What does it mean to have a field day? In the 18th century, when military troops went out to do maneuvers, they were having a field day. By the 1900s, the term field day also applied to hunting and scientific expeditions. Having a field day soon came to mean having a good time. Today the phrase often means taking advantage of a chance to do something you enjoy.
In this issue "Life in the Landscape" features essays by biologists and ecologists with the DNR Minnesota Biological Survey. Each scientist recounts a field day collecting data and specimens to document native plants, animals, and native plant communities. Despite sometimes daunting conditions, all clearly relish the challenge.
During their field season, MBS biologists inevitably confront the loss of habitat and species. Their joy in discovering what persists is palpable. In addition to reading essays in "Life in the Landscape," I encourage you to read the additional stories we did not have space to publish in the print magazine.
You'll find that a biologist can also have a field night. "My daytimes are spent finding and documenting little swatches of Minnesota as it used to be," Robert Dana writes, "intensely pleasurable but always tempered by the awareness of how little we have spared. But looking up at the night sky away from the urban light-fog gives me unalloyed delight … the sense that I am in the full presence of the world our ancestors experienced. The constellations are so vividly evident, it is no wonder they gave them names and wove them into stories."

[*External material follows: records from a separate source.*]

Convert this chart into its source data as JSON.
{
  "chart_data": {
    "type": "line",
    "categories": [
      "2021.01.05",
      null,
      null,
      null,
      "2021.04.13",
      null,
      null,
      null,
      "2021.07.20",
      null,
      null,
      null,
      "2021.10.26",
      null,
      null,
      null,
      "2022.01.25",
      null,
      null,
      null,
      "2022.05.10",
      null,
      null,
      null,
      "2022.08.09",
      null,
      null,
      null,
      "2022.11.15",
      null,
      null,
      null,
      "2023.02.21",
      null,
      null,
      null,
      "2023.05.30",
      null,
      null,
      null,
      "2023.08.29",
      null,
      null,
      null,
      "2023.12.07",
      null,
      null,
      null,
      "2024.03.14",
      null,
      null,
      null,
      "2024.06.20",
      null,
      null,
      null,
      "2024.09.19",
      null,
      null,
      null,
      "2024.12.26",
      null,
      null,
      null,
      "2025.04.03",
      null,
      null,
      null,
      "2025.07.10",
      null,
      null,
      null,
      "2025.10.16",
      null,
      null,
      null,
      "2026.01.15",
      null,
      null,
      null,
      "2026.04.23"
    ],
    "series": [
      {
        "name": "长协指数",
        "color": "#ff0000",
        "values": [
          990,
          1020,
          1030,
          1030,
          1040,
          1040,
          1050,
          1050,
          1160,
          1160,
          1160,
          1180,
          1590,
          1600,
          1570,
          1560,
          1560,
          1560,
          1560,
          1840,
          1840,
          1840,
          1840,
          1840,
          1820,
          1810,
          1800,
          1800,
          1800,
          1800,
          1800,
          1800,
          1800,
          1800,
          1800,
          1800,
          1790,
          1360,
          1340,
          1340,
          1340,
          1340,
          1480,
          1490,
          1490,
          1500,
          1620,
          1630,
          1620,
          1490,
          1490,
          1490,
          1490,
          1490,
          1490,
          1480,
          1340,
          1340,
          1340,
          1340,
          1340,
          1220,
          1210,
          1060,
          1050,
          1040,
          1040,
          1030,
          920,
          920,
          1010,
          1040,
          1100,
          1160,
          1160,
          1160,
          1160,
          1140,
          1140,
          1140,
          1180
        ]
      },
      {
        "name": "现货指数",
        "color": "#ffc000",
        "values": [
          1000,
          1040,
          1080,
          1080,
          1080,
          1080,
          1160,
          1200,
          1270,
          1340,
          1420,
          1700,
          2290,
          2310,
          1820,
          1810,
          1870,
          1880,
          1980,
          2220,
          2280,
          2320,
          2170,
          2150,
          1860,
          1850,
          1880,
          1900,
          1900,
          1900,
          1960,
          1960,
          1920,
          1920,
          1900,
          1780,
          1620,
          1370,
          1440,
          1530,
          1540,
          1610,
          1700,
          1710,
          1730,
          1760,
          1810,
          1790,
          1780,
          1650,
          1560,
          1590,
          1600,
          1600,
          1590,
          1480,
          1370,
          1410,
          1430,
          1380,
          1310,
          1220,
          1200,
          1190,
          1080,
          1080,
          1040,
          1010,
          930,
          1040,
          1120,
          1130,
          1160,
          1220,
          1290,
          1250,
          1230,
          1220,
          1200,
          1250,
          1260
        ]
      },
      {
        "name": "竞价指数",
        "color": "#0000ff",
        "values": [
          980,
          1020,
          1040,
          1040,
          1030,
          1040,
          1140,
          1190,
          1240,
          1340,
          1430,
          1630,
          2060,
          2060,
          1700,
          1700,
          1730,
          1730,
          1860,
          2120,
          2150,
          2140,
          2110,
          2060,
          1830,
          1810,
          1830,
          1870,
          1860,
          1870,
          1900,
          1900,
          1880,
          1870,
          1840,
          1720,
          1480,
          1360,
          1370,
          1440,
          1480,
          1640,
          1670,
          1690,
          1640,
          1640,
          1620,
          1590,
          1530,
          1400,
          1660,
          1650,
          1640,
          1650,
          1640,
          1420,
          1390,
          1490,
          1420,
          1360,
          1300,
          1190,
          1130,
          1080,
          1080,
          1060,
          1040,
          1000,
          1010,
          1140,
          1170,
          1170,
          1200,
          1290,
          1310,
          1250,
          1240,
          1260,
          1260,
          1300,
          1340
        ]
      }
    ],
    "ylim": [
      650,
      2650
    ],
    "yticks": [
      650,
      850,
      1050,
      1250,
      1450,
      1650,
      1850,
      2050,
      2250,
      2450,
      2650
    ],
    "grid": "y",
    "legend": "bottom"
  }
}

Doing night surveys along gravel roads in the southwest, Christi Spak listens for the calls of Great Plains toads. On a cliff above the Mississippi, Jeff LeClere stays after dark to see if the ratsnakes hanging out in trees will return to their den.
Lawson Gerdes has her back against a cliff wall as she waits out a thunderstorm, wondering, "Are my datasheets and field notebook dry? … Will I still have time to accomplish these surveys and paddle back to the truck before dark? Is this rain gear awesome, or what?"
Fatigue vanishes when Rebecca Holmstrom hoists herself onto a beaver dam and spots the small white water lily Nymphaea leibergii, "the first known occurrence in St. Louis County." To collect a specimen, she says, "Looks like I might be going for a swim."
After an exhausting day of exploring in the Boundary Waters, Daniel Wovcha walks along a ridge where he watches a "tree move several yards before it transformed … into a huge set of antlers, trailed behind by the broad, gliding back of a moose."
Ethan Perry revisits a forest study plot and finds decade-old fragments of blue flagging tape—clues to a story: A woodpecker nesting tree becomes home to yellow-bellied sapsucker chicks and, finally, atop a rotting stump, a veery nest.
Derek Anderson recalls how a thoughtful landowner in the southeast led him to discover great Indian plantain (Arnoglossum reniforme), a rare member of the sunflower family. Nancy Sather too lauds local landowners "whose interest and engagement will ultimately determine the fate of the prairie."
After more than two decades with the Minnesota Biological Survey, Carol Hall summarizes her perspective on special places. "I may not visit them often," she writes, "but I am so glad they exist!"